Unfortunately, PCVs are expensive to develop, produce and roll out. According to Professor Klugman, economies of scale mean that a vaccine formulated for a country/region is likely to cost several-fold more than a single vaccine that is rolled out globally. Furthermore, incorporating additional serotypes that provide greater protection mainly in low- and middle-income countries into updated PCVs has seen little pushback from manufacturers and funders to date, and has not resulted in a significant reduction in vaccine efficacy. However, as noted by Colijn, “We have no idea what the cost is of not developing the appropriate vaccine for the appropriate population. There could be a risk of deploying vaccines that may not work very well, and which undermine trust in the product and vaccination in general, which could impact lots of other infectious diseases worldwide. The people or groups that bear the cost of developing vaccines are not the same as those that bear the cost of not developing them”.

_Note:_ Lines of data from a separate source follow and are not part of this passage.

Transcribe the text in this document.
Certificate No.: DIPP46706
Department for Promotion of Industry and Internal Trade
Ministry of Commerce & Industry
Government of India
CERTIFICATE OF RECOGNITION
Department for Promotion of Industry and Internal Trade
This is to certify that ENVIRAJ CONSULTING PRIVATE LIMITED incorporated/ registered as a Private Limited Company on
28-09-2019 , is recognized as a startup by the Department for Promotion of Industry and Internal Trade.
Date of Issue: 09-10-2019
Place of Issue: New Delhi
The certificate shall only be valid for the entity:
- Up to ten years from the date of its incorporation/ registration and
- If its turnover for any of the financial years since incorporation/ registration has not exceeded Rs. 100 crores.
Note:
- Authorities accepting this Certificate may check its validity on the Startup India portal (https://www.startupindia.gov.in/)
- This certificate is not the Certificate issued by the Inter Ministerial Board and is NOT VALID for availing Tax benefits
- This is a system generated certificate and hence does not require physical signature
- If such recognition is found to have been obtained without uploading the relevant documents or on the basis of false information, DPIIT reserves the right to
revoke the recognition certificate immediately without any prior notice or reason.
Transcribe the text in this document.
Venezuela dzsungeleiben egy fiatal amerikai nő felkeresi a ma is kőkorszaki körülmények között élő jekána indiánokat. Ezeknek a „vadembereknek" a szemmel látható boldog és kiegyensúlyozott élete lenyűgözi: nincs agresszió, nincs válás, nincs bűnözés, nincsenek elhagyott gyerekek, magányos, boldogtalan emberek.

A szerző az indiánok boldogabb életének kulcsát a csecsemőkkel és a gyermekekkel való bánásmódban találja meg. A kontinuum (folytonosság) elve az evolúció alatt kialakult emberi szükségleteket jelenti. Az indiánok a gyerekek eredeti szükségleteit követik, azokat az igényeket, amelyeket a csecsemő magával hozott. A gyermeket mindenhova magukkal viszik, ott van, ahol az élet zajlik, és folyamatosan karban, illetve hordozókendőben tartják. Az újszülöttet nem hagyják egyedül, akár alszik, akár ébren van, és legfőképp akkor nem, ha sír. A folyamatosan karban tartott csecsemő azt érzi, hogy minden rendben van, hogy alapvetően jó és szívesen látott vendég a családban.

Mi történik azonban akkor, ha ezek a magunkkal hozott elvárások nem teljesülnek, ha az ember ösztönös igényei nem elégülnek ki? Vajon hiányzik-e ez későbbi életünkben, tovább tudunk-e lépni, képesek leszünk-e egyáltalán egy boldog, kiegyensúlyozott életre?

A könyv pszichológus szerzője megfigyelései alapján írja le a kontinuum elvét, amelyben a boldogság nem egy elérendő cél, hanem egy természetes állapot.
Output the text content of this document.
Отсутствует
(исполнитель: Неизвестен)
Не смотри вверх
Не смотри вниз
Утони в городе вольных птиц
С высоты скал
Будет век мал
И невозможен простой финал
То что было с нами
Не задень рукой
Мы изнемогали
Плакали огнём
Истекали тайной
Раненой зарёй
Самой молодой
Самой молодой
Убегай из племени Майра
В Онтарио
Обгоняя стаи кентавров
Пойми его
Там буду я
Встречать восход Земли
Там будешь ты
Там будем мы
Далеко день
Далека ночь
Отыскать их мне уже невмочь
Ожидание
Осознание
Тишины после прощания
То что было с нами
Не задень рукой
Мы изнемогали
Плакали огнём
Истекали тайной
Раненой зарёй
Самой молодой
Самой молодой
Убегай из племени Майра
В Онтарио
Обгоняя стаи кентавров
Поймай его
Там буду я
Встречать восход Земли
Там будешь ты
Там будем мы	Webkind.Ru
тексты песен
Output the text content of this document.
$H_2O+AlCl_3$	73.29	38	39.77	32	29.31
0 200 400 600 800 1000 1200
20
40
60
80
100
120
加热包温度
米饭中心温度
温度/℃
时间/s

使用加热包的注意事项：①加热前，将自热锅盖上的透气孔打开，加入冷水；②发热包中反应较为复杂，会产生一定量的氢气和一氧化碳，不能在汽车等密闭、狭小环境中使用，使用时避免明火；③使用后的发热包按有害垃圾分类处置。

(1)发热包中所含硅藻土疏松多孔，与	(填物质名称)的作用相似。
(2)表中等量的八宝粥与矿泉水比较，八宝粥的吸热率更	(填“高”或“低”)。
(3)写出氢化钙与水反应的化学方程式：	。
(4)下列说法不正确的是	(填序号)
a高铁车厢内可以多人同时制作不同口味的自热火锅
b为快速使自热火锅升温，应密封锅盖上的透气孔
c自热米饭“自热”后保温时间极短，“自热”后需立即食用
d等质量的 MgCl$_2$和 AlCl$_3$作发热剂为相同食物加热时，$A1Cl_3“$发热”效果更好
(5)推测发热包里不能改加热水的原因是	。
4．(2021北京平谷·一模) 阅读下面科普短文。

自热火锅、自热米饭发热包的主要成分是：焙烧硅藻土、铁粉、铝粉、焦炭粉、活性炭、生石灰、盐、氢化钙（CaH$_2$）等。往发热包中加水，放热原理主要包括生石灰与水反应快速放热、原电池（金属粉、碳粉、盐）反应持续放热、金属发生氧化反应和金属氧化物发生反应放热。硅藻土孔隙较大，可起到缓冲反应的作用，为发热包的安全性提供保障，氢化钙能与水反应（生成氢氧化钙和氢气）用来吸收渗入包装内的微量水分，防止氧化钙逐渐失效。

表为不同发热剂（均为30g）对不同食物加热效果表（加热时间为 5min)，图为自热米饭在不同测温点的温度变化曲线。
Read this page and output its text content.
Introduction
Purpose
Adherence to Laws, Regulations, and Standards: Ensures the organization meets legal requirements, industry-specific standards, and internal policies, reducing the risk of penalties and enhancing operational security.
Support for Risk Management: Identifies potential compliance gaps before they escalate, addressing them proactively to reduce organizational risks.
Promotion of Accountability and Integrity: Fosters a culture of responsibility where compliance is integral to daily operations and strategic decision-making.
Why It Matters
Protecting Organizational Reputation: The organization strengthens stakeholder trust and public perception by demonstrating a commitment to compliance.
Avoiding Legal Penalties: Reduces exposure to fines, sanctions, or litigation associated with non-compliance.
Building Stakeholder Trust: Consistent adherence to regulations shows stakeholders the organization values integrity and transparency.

For now it seems, further work is needed to apply genomics to longitudinal carriage surveys of the pneumococcus and to assess the implications of such models in the real world.

Perspective

While not a goal at the offset, over the past decade the GPS has become a poster-child for applying genomic surveillance for bacterial pathogens at sufficient scale to have real-world public health impact. Looking forward over the next decade, assuming that costs continue to fall and pathogen agnostic sequencing approaches can be developed and applied at scale for clinical samples, efforts to control many other pathogens will benefit from the lessons learned through GPS. In settings without adequate microbiology and antimicrobial susceptibility testing, obtaining antibiotic and vaccine susceptibility data directly from genome sequencing will become standard for tailoring treatment of individual patients. Interrogating genomic data through modelling will also enable a better understanding of pathogen evolution, selection, and responses to antimicrobials, vaccines or non-pharmaceutical interventions, strengthening public health policy overall.